So, to put it simply, I find that writing every day (or most days) is good for me. And my March is about recommitting to that, as best I can, in my given circumstances. Good night.
Reading: I'm very book fickle lately. Started reading Memoirs of an Ex-Prom Queen, a feminist fiction classic from the early 70s, which sat on my mother's bookshelf my whole childhood and I always wondered about. I like the voice a lot, and I am struck by what a different time it was written in. We have forgotten how fast women's expectations for their lives and their place in the world have changed. The work of feminism is not finished yet, but it has certainly had a radical effect on our culture. No wonder the right wing is so angry.
Writing: Yes! And ha-ha! I had the weird experiences of returning the ToT (Tome of Tomorrow, if you don't know what I mean) after a week or more off, and finding that I had already written the scene I intended to work on! Really. Well, half the scene. But there it was all lined up in sentences and telling my story. I don't quite remember writing it even. Reading it was a bit vertiginous.
Dinner: Low key Friday night with friends we haven't seen for a while. Jane made pizzas. I brought a salad and the makings of my drink of the moment, the tequila sunrise. We went through kind of a lot tequila. but there were 6 adults drinking it.
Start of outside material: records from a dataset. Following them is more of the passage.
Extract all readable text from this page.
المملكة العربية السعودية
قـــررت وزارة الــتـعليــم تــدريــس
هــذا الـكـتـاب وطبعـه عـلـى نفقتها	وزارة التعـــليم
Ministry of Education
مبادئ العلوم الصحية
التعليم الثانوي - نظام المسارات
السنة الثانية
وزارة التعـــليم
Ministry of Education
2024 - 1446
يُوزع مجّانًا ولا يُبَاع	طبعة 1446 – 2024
Soundtrack: Hmm. Not sure.
Random thing: I have images floating around in my head of the Atlanta Public Library c. 1988. Not sure what has dislodged them. Speaking of books sitting on bookshelves, there are at least three books I bought at a sale at the Atlanta Public Library that sit on my shelves unread to this day. They have survived various purges because whatever it was that first attracted me to them is still active, but the time has not yet been right to read them. One is a juicy looking historical fiction about 19th century Russie, called something like Snows of December, but a search on the title doesn't yield anything (I'll have to go to the stacks and get back to you on this). I was on a real Russian kick in 1988, and this looked like frothy fun after all that Solzhenitsyn I had been somewhat pretentiously consuming..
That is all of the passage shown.